Esse vazio existencial necessita de uma terapia, e não apenas de fármacos. Digo isso porque o psiquiatra forense Guido Arturo Palomba escreveu para o Suplemento Cultural da Associação Paulista de Medicina que “a psiquiatria, desde o início do século 21, entrou em modo simplório do ângulo da doutrina”. É uma referência ao “abuso de remédios que assola o mundo ocidental”. Adverte: “A venda de remédios fecha e amarra o paciente nas malditas camisas de força químicas, cerzidas pela psiquiatria atual”. Denuncia: “Remédio psiquiátrico é para doente mental; para o são, ainda que problemático, funciona como veneno”.

Palomba rema contra a maré. A sua balsa não é como a de Caronte. Os devotos da Cracolândia não sabem o que querem nem o que fazem. Concentram-se em bandos. Individualmente, andam como se fossem robôs sem controle, atravessando as ruas sem tomar conhecimento dos carros e obrigando guardas-civis metropolitanos a parar o trânsito para as travessias para lá de perigosas. São enigmas. Não se olha para eles como se deveria. Palpites atrás de palpites, a Cracolândia tem 22 anos de existência. Socialmente lamentável.

Ora ver estrelas...

Curioso que o mito de Caronte é adotado por Dante, em sua A Divina Comédia, na qual o controle do inferno é feito por alguém com olhos de fogo, segundo Virgílio. Michelângelo também interpretou Caronte. O nome dele foi adotado pelo delegado Roberto Monteiro, da 1ª Seccional da Polícia Civil, que organizou em etapas mitológicas a evolução da operação antitráfico.

Lá dentro da Cracolândia, tem de tudo. A ojeriza contra a higiene, por exemplo. Necessidades fisiológicas feitas em plena rua. Bancas de venda de drogas. Imundície. Odor insuportável.
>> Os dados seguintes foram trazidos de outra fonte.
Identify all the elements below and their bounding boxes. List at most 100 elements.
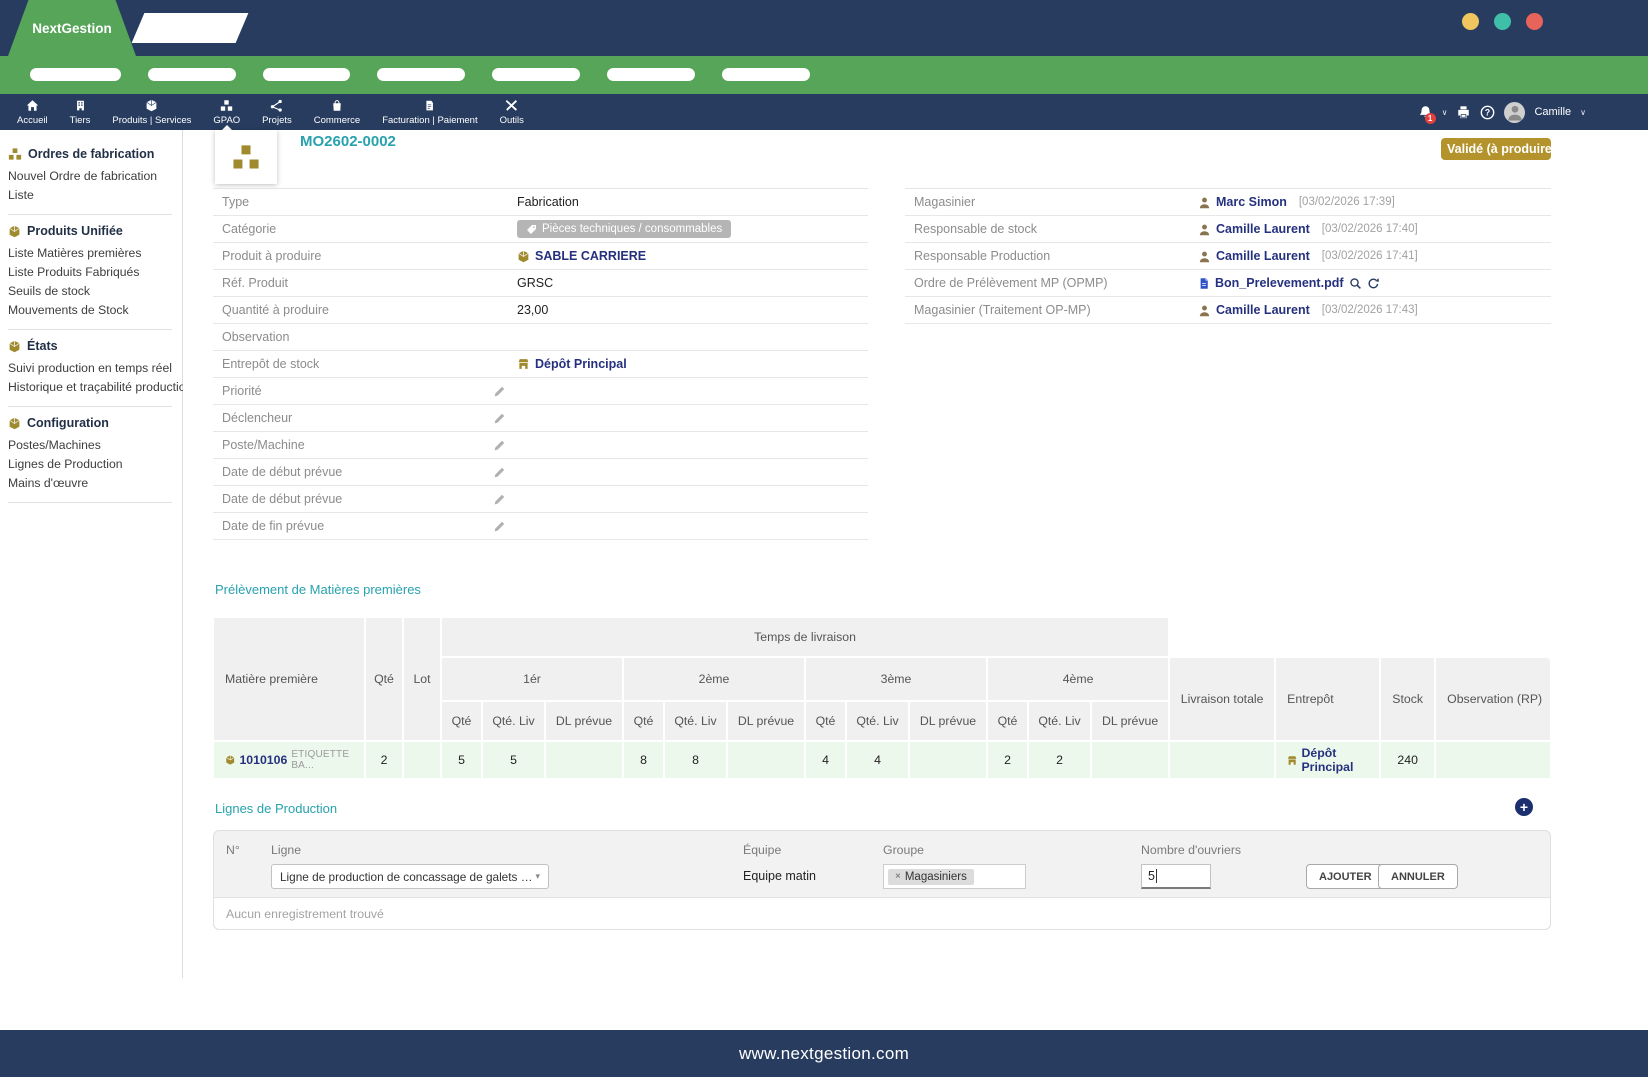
edit-date-fin-button[interactable]: [493, 520, 506, 533]
edit-date-debut-button[interactable]: [493, 466, 506, 479]
building-icon: [75, 99, 86, 112]
pdf-file-icon: [1198, 277, 1210, 290]
production-section-title: Lignes de Production: [215, 801, 337, 816]
cell-p2-qty: 8: [623, 741, 664, 779]
detail-row-declencheur: Déclencheur: [213, 405, 868, 432]
ajouter-button[interactable]: AJOUTER: [1306, 864, 1385, 889]
refresh-icon[interactable]: [1367, 277, 1380, 290]
edit-priorite-button[interactable]: [493, 385, 506, 398]
detail-row-priorite: Priorité: [213, 378, 868, 405]
col-p1-dl: DL prévue: [545, 701, 623, 741]
detail-row-quantite: Quantité à produire 23,00: [213, 297, 868, 324]
empty-records-message: Aucun enregistrement trouvé: [214, 897, 1550, 929]
sidebar-item-postes-machines[interactable]: Postes/Machines: [8, 436, 174, 455]
edit-poste-machine-button[interactable]: [493, 439, 506, 452]
sidebar-item-mains-oeuvre[interactable]: Mains d'œuvre: [8, 474, 174, 493]
team-value: Equipe matin: [743, 869, 816, 883]
footer-url: www.nextgestion.com: [739, 1044, 909, 1064]
nav-item-tiers[interactable]: Tiers: [59, 94, 102, 130]
pencil-icon: [493, 466, 506, 479]
sidebar-item-lignes-production[interactable]: Lignes de Production: [8, 455, 174, 474]
print-button[interactable]: [1456, 105, 1471, 119]
magasinier-opmp-link[interactable]: Camille Laurent: [1216, 303, 1310, 317]
cubes-icon: [220, 99, 233, 112]
warehouse-link[interactable]: Dépôt Principal: [535, 357, 627, 371]
opmp-file-link[interactable]: Bon_Prelevement.pdf: [1215, 276, 1344, 290]
nav-item-accueil[interactable]: Accueil: [6, 94, 59, 130]
remove-chip-icon[interactable]: ×: [895, 871, 901, 882]
warehouse-icon: [1287, 755, 1297, 766]
cell-p3-liv: 4: [846, 741, 909, 779]
cubes-icon: [230, 142, 262, 172]
annuler-button[interactable]: ANNULER: [1378, 864, 1458, 889]
sidebar-item-liste[interactable]: Liste: [8, 186, 174, 205]
resp-stock-link[interactable]: Camille Laurent: [1216, 222, 1310, 236]
nav-item-projets[interactable]: Projets: [251, 94, 303, 130]
user-avatar[interactable]: [1504, 102, 1525, 123]
detail-row-opmp: Ordre de Prélèvement MP (OPMP) Bon_Prele…: [905, 270, 1551, 297]
detail-row-magasinier: Magasinier Marc Simon [03/02/2026 17:39]: [905, 189, 1551, 216]
notifications-button[interactable]: 1: [1418, 105, 1433, 120]
help-button[interactable]: ?: [1480, 105, 1495, 120]
detail-row-entrepot: Entrepôt de stock Dépôt Principal: [213, 351, 868, 378]
sidebar-item-suivi-production[interactable]: Suivi production en temps réel: [8, 359, 174, 378]
person-icon: [1198, 196, 1211, 209]
bookmark-pill[interactable]: [148, 68, 236, 81]
warehouse-icon: [517, 358, 530, 370]
col-p1-qte: Qté: [441, 701, 482, 741]
category-chip: Pièces techniques / consommables: [517, 220, 731, 238]
responsibles-details: Magasinier Marc Simon [03/02/2026 17:39]…: [905, 188, 1551, 324]
box-icon: [8, 340, 21, 353]
col-groupe: Groupe: [883, 843, 924, 857]
caret-down-icon: ▾: [535, 871, 540, 882]
sidebar-item-nouvel-ordre[interactable]: Nouvel Ordre de fabrication: [8, 167, 174, 186]
bookmark-pill[interactable]: [377, 68, 465, 81]
nav-item-facturation[interactable]: Facturation | Paiement: [371, 94, 488, 130]
col-p3-dl: DL prévue: [909, 701, 987, 741]
sidebar-item-liste-produits-fabriques[interactable]: Liste Produits Fabriqués: [8, 263, 174, 282]
nav-item-outils[interactable]: Outils: [489, 94, 535, 130]
nav-items: Accueil Tiers Produits | Services GPAO P…: [0, 94, 535, 130]
cell-stock: 240: [1380, 741, 1435, 779]
bookmark-pill[interactable]: [607, 68, 695, 81]
add-production-line-button[interactable]: +: [1515, 798, 1533, 816]
nav-item-produits-services[interactable]: Produits | Services: [101, 94, 202, 130]
browser-tab-shape: [132, 13, 249, 43]
sidebar-item-liste-matieres[interactable]: Liste Matières premières: [8, 244, 174, 263]
window-close-button[interactable]: [1526, 13, 1543, 30]
bookmark-pill[interactable]: [492, 68, 580, 81]
user-name[interactable]: Camille: [1534, 106, 1571, 118]
product-link[interactable]: SABLE CARRIERE: [535, 249, 646, 263]
ref-value: GRSC: [493, 276, 553, 290]
magasinier-link[interactable]: Marc Simon: [1216, 195, 1287, 209]
zoom-icon[interactable]: [1349, 277, 1362, 290]
chevron-down-icon[interactable]: ∨: [1442, 108, 1448, 117]
bookmark-pill[interactable]: [30, 68, 121, 81]
edit-declencheur-button[interactable]: [493, 412, 506, 425]
sidebar-item-seuils-stock[interactable]: Seuils de stock: [8, 282, 174, 301]
sidebar-item-mouvements-stock[interactable]: Mouvements de Stock: [8, 301, 174, 320]
edit-date-debut-2-button[interactable]: [493, 493, 506, 506]
timestamp: [03/02/2026 17:41]: [1322, 250, 1418, 262]
nav-item-gpao[interactable]: GPAO: [202, 94, 251, 130]
col-p2-dl: DL prévue: [727, 701, 805, 741]
resp-production-link[interactable]: Camille Laurent: [1216, 249, 1310, 263]
row-warehouse-link[interactable]: Dépôt Principal: [1301, 746, 1379, 774]
window-restore-button[interactable]: [1494, 13, 1511, 30]
col-matiere-premiere: Matière première: [213, 617, 365, 741]
col-entrepot: Entrepôt: [1275, 657, 1380, 741]
tag-icon: [526, 224, 537, 235]
bookmark-pill[interactable]: [263, 68, 350, 81]
timestamp: [03/02/2026 17:40]: [1322, 223, 1418, 235]
chevron-down-icon[interactable]: ∨: [1580, 108, 1586, 117]
col-periode-1: 1ér: [441, 657, 623, 701]
sidebar-item-historique-tracabilite[interactable]: Historique et traçabilité production: [8, 378, 174, 397]
group-multiselect[interactable]: × Magasiniers: [883, 864, 1026, 889]
line-select[interactable]: Ligne de production de concassage de gal…: [271, 864, 549, 889]
nav-item-commerce[interactable]: Commerce: [303, 94, 371, 130]
window-minimize-button[interactable]: [1462, 13, 1479, 30]
workers-count-input[interactable]: 5: [1141, 864, 1211, 889]
bookmark-pill[interactable]: [722, 68, 810, 81]
text-cursor: [1156, 869, 1157, 883]
material-link[interactable]: 1010106: [239, 753, 287, 767]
Quando aparece o caminhão para limpar a sujeira com jatos d'água, os funcionários da prefeitura são recebidos a pauladas e pedradas. A Guarda Civil Metropolitana é acionada para urgentes providências de segurança. Se não dá conta, vem o Choque da Polícia Militar.

Caronte, o mitológico, percebeu que suas moedas estavam aquém do que havia sido cobrado. Descobriu que o gatuno que fazia desvios era seu irmão Corante. Afogou-o no rio, as águas ficaram vermelhas. Na Cracolândia, desvios comportamentais são punidos a faca. Testemunhas não estão nem aí. Os farrapos humanos não possuem voz.

Caronte não deixa de oferecer uma proposta interessante: trocar a navegação pelos rios da morte pela navegação das estrelas. Acontece que o mito de Caronte é que ele, como filho da noite e da escuridão, projeta seu nome na Cracolândia como operação policial. Trevas e tudo escuro são os que sempre teorizam e nunca resolvem. Encontrar as estrelas? Difícil, desculpe-me, Olavo Bilac: aqueles que só olham para baixo nunca conseguem contemplá-las nem perceber que brilham.